When I read articles and comments, I’ve noticed that members of the anti-women crowd often give themselves away if you let them talk enough. It turns out they’re abusive, cheat, lie, tell dates they’re looking for a partner when they want to get laid, etc.
You have to ask why someone would get passed over. Many men dislike women in general. Some guys are dishonest or obnoxious. They all deserve to finish last.
Anything you do to reduce the pool of candidates will lower your chances: men who want to be the undisputed head of the household, or are socially, politically, or religiously conservative are likely out of step with young women and will find their chances reduced. Freedom of speech exists to protect unpopular speech, but the key word there is unpopular — it turns people off. Bathe regularly and dress nicely. Men who are selfish or otherwise unpleasant in bed will have trouble getting further dates.
Just saying you don’t want to be picked last ignores the fact that it may be your fault.
Point out “filtering photos and wearing too much make up is deceptive” to be retorted with “you have no say on how a woman presents herself”.
Two things can be true: it is deceptive, but also true that men have no say over how women present themselves. You can choose not to date them. Turning down a woman who is lovely on the inside because she’s not as lovely as you thought on the outside is a choice.
Similarly, women should reject guys who lie in their bio.
Say “some women are attracted to jerks, and overlook red flags due to his attractiveness” to be asked, in a derisive tone, “do you think you know better what a woman wants than a woman?”
It’s not anybody else’s business why one person is attracted to another. And let’s be honest, men are way worse. A pretty girl won’t just cause men to ignore red flags, they’ll overturn their whole lives. Maybe even start a war (the plot of The Iliad). The percentage of divorces that fall victim to this is probably substantial.
If a guy lets the fact that some women are attracted to jerks inform their opinion of women generally, that’s a huge red flag against him. (A) it’s hypocritical, and (B) it’s not particularly relevant. Don’t date such women; look for someone else. Or do what women have traditionally done — let men finish sowing their wild oats and grow up. But somehow, when a woman does the same thing, she’s a slut, her “body count” is too high, etc.
Complaining about women attracted to unsuitable men is the rawest of hypocrisies.
Many of this by other men who want to score virtue points by shouting down other guys. No healthy discussion can flourish after this.

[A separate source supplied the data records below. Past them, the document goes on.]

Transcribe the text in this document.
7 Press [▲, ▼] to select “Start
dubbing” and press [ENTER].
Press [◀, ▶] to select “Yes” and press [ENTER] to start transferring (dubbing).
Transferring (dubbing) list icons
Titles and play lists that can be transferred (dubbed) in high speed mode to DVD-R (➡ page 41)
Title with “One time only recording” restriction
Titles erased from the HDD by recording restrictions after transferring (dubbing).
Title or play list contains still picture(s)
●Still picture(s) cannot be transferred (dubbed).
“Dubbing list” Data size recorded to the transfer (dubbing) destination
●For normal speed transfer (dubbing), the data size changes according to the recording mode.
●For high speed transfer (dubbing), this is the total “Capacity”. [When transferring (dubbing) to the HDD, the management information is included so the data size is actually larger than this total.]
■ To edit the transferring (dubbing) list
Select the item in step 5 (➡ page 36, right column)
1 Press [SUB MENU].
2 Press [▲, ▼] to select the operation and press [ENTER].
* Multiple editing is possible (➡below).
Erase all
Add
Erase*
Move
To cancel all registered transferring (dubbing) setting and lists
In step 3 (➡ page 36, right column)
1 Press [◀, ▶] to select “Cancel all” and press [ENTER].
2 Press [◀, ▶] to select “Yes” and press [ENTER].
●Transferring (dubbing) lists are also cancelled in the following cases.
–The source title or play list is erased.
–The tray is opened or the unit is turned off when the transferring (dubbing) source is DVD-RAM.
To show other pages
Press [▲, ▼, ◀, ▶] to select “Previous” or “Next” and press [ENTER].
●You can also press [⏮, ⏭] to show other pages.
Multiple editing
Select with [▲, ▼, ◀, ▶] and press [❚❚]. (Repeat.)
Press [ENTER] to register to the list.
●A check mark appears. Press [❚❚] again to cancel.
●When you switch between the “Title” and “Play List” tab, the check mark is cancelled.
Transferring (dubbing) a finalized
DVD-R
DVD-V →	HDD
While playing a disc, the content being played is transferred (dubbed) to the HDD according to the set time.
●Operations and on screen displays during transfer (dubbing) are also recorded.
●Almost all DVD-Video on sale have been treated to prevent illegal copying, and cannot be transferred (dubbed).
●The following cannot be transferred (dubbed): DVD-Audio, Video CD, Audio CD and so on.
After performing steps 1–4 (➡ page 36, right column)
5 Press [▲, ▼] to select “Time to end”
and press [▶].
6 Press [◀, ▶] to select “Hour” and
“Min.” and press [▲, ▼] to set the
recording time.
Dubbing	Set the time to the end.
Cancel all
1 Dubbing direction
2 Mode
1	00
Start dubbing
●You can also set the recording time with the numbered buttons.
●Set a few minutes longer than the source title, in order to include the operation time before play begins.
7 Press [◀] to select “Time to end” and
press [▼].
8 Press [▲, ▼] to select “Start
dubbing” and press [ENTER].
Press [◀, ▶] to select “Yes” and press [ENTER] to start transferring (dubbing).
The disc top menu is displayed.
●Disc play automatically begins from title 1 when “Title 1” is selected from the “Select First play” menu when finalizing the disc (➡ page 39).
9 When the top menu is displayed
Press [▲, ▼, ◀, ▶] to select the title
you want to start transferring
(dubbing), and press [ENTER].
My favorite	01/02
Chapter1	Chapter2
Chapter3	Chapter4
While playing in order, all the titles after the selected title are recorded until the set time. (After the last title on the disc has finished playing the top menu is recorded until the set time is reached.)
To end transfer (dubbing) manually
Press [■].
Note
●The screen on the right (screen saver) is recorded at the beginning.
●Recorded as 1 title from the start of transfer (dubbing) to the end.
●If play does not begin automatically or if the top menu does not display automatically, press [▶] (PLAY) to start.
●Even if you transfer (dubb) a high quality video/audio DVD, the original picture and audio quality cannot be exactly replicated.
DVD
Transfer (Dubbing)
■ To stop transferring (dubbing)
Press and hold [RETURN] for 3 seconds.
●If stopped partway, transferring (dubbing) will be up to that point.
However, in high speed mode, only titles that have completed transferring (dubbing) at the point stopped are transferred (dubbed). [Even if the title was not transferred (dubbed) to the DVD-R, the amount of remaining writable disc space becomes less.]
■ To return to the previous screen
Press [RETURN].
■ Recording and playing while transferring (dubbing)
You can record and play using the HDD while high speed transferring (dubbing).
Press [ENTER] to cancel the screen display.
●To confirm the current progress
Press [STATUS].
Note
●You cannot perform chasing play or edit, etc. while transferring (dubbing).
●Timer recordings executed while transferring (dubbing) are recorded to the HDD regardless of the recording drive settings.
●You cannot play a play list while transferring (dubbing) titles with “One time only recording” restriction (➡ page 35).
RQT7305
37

I think it can — if healthy discussion is what men want. Mostly, I don’t think it is. I primarily hear bad-faith arguments, complaining, and general negativity without context. Plenty of misogyny. Conservative activists trying to sow division. Dating coaches, YouTubers, and influencers gunning for clicks. Guys who would rather give up than try to improve. Less attractive men who hate getting turned down but ignore less attractive women.
A short, bald, overweight, middle-class Trump supporter who only swipes right on 7s or above is going to die alone, and it’s entirely his fault.
I think the onus is on the men who complain to demonstrate they are operating in good faith, aren’t hypocrites, and have taken steps to be more attractive.
P.S. Not that they’re all wrong. Women can be as shitty as anybody. You can do everything right and still wind up ignored or abandoned — just like has been the case for women all these centuries.
Life isn’t fair. It used to be more unfair to women in that they had to marry to survive. Now, the unfairness is starting to balance out, and men don’t like it. I don’t blame them. But the reality is that a Y chromosome isn’t the guarantee it once was. So, as with species in the wild, when females start making different choices, males adapt or perish.